Kémi Séba en Afrique du Sud : Pourquoi Pretoria hésite à livrer l'activiste au Bénin
Introduction : Le Dilemme Sud-Africain
En ce 24 avril 2026, la tension est palpable devant le tribunal de Pretoria. Stellio Gilles Robert Capo Chichi, plus connu sous le nom de Kémi Séba, est au cœur d'une bataille juridique et diplomatique qui dépasse largement sa personne. Arrêté le 13 avril dernier dans un centre commercial, officiellement pour "séjour illégal" et tentative de traversée non autorisée vers le Zimbabwe, le leader d'Urgences Panafricanistes est aujourd'hui réclamé par Cotonou. Pour OMONDO.INFO, nous analysons pourquoi l'Afrique du Sud, terre d'accueil historique des dissidents, se retrouve prise entre ses obligations internationales et son image de leader moral du continent.
I. Un Passeport Diplomatique Nigérien : Le Verrou Juridique
L'élément qui a fait basculer l'affaire cette semaine est la confirmation par l'ambassade du Niger à Pretoria de l'authenticité du passeport diplomatique de Kémi Séba. Délivré par la junte de Niamey en mai 2024, ce document lui confère un statut de "Conseiller Spécial".
- L'immunité en question : La justice sud-africaine doit déterminer si ce document offre une immunité de juridiction. Si l'Afrique du Sud reconnaît ce statut, l'extradition vers le Bénin devient juridiquement impossible sans un incident diplomatique majeur avec l'Alliance des États du Sahel (AES).

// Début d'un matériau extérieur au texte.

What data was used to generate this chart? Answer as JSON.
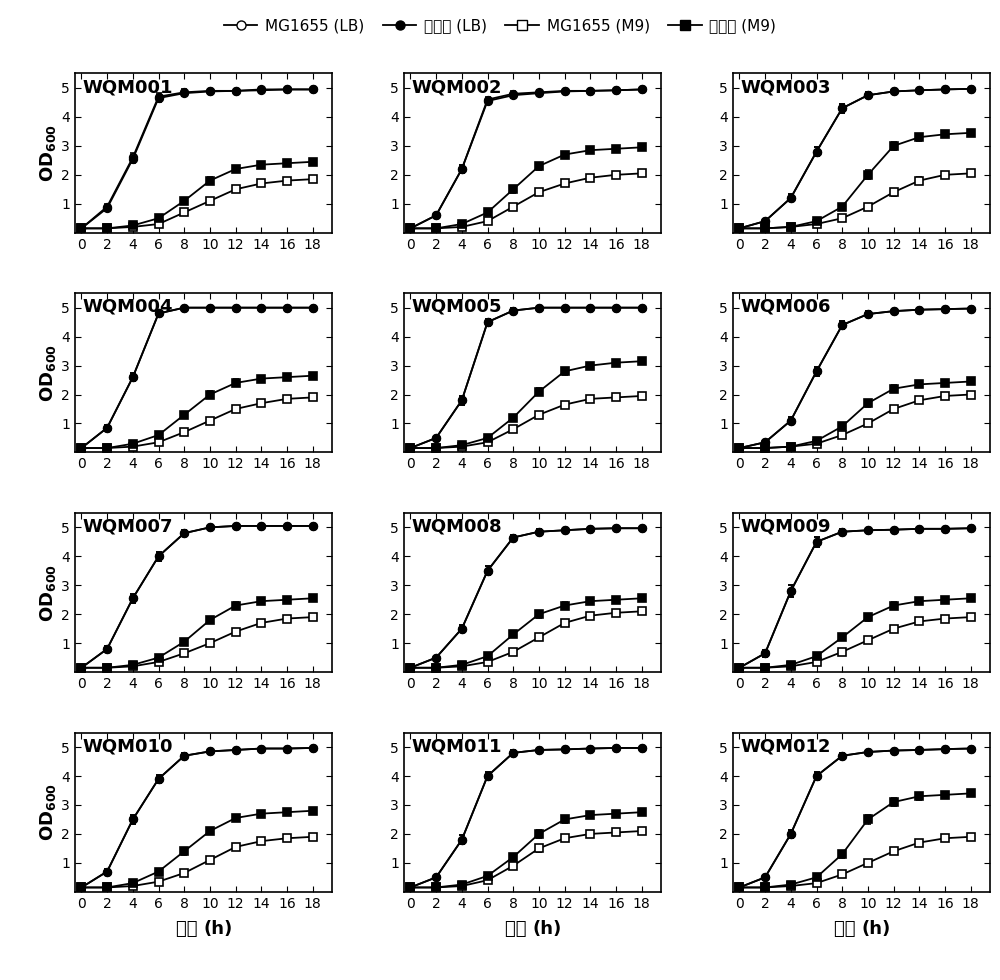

- La position de Niamey : Le Niger suit de près le dossier, considérant toute atteinte à Séba comme une attaque contre sa propre souveraineté.

II. Les Accusations du Bénin : Coup d'État et Blanchiment
Le gouvernement de Patrice Talon ne lâche pas prise. Le Bénin accuse Séba d'avoir soutenu une tentative de coup d'État en décembre 2025 et de blanchiment de capitaux. Pour Cotonou, il ne s'agit pas d'un opposant politique, mais d'un "agent de déstabilisation" soutenu par des puissances étrangères (notamment la Russie, via les réseaux hérités de Wagner). OMONDO.INFO a eu accès à des sources proches de la CRIET (Cour de Répression des Infractions Économiques et du Terrorisme) qui affirment que le dossier d'extradition est "blindé" de preuves matérielles sur des transferts de fonds suspects.
III. Pretoria : Entre Realpolitik et Héritage de l'ANC
L'Afrique du Sud de 2026, sous la pression de partis comme les EFF de Julius Malema (qui soutiennent ouvertement Séba), hésite. Livrer un leader panafricaniste à un gouvernement perçu par une partie de l'opinion comme inféodé à l'Occident serait un suicide politique pour l'ANC à l'approche des débats internes. Pourtant, ne pas respecter un mandat d'arrêt international affaiblirait la crédibilité de Pretoria sur la scène mondiale.
Conclusion : Un Procès pour l'Histoire
L'audience renvoyée au 29 avril sera décisive. Kémi Séba n'a pas déposé de demande d'asile, affirmant sa volonté de rejoindre le Niger. Si Pretoria choisit la voie de l'expulsion vers Niamey plutôt que l'extradition vers Cotonou, ce sera une victoire diplomatique majeure pour le camp souverainiste africain.